Reputation: 20831
So basically I am still pretty new to Python and I have a problem where I have a document in Japanese that I am trying to convert to a utf-8 encoded document. I don't really know what I should be getting in return when I do this. When i run the program I currently have, it just deletes everything and leaves me with a blank utf-8 encoded document. Here is what I have, any help is greatly appreciated.
EDIT: I'm sorry it was a typo, I fixed the original encoding.

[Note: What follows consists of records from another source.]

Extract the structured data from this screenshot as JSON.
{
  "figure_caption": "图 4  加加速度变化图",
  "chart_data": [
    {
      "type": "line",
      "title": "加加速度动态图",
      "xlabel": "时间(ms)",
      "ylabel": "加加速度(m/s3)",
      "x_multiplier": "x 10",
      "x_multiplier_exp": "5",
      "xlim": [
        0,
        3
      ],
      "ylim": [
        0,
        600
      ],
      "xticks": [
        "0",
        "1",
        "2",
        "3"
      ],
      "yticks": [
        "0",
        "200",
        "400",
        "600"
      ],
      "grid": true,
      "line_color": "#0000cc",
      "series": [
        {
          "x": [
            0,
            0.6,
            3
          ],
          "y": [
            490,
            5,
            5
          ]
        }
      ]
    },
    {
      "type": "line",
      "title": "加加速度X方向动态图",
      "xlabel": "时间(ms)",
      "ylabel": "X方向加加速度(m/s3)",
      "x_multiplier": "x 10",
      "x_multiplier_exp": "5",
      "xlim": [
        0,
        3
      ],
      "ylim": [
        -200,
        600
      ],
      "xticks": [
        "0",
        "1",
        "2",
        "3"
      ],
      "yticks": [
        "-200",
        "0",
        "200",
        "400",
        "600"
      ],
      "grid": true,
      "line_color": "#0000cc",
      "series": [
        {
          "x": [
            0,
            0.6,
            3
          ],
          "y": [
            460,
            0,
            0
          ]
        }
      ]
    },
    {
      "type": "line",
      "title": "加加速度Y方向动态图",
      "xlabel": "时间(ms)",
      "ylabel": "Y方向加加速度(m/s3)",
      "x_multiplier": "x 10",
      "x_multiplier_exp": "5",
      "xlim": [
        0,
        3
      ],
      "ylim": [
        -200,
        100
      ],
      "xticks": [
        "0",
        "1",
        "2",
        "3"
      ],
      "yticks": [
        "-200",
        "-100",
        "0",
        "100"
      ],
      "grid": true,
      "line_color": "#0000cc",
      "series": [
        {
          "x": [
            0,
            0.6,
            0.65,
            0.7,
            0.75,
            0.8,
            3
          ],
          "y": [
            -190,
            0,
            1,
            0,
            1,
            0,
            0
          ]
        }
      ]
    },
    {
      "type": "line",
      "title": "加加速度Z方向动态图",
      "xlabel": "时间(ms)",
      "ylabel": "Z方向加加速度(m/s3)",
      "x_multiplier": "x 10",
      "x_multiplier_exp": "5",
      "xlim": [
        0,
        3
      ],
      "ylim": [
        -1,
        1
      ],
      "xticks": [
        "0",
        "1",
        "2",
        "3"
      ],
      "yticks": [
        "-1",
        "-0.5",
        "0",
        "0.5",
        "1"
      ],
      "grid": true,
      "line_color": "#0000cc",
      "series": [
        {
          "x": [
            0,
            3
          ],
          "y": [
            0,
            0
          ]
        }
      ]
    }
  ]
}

It is Shift-jis.
import codecs
codecs.open("rshmn10j.txt", 'r', encoding='shift-jis')
newfile = codecs.open("rshmn10j.txt", 'w', encoding='utf-8')
newfile.write(u'\ufeff')
newfile.close()
Upvotes: 0
Views: 447
Reputation: 43850
if you're trying to convert a document from encoding "x" to encoding "utf8", you first have to read the document using the encoding it is encoded in.
import codecs
original_document_encoding = "shift-jis" # common japanese encoding.
with codecs.open("rshmn10j.txt", 'r', encoding=original_document_encoding) as in_f:
unicode_content = in_f.read()
with codecs.open("rshmn10j.out.txt", 'w', encoding='utf-8') as out_f:
out_f.write(unicode_content)
with
is used here to auto-close the file when the block is exited.
Upvotes: 2